Upscale and deinterlace intelligently: Your TV has only one resolution. Everything that comes into the TV in a lower resolution must be upscaled, and everything that's interlaced (for CRT displays) must be deinterlaced for your flat panel. Your TV can make those conversions automatically--and, possibly, so can some of your sources, such as your DVD player and DVR. But should they? Only if they do a better job than the TV, and that's something you'll have to judge for yourself. Look for output options, such as various resolutions and progressive scan, in each of your sources' on-screen menus. Experiment to see which produce a better-looking image on your TV.
Understand your TV's video settings: Sometimes the labels don't tell the full story.
- Tint is almost certainly set correctly already. Don't mess with it.
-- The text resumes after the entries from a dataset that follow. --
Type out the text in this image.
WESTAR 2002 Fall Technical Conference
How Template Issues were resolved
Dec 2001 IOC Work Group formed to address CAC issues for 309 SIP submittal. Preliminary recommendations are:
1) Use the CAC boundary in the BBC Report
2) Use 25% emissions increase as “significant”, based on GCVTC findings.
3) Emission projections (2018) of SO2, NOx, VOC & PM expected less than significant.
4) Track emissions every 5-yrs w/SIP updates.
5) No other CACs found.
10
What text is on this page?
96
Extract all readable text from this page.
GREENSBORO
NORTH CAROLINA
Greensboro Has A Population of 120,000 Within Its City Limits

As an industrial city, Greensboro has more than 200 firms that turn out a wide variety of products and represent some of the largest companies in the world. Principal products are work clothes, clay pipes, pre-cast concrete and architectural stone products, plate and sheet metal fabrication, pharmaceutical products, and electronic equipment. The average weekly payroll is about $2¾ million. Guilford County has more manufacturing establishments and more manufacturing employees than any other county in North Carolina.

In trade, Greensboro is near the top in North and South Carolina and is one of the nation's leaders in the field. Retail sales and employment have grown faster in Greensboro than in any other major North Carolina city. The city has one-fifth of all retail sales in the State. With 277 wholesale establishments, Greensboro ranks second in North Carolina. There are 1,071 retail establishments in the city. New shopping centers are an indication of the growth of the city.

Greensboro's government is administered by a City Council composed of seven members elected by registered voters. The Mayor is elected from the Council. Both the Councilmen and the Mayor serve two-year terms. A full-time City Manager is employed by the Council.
- Sharpness adds false information to make a crisper image. It's less useful on HD sets than on older analog TVs, so you should probably lower it.
- Brightness doesn't actually adjust brightness, but alters black level. So when you turn up the brightness, you're really just turning down the blackness.
- Contrast, called Picture on some TVs, doesn't control the contrast, but the brightness.
Try a better way to control brightness: The backlight control on LCDs and the Iris setting on rear-projection sets allow you to adjust the brightness (the real brightness) in a way that doesn't affect other settings. This approach can be really useful in transitioning from daytime to nighttime viewing. Plasma sets have nothing like it.
Avoid daisy-chaining your HDMI signal: Joel Silver of Imaging Science warns that connecting your source to your receiver via HDMI, and then linking from your receiver to your HDTV, degrades the picture quality.
Calibrate to reduce your energy consumption: A properly set HDTV uses less electricity than one still on the factory settings.
Repeat annually: Sets don't remain properly calibrated forever.
Consider paying a professional: Yes, the service is expensive, and you have to hang around at home waiting for someone to show up, but they know more than you do (we hope), and they have better equipment. Many local companies offer such a service; you can find trained calibrators through Imaging Science. Or you can use Best Buy's Geek Squad, which charges $300 to calibrate two inputs, each in separate day and night modes.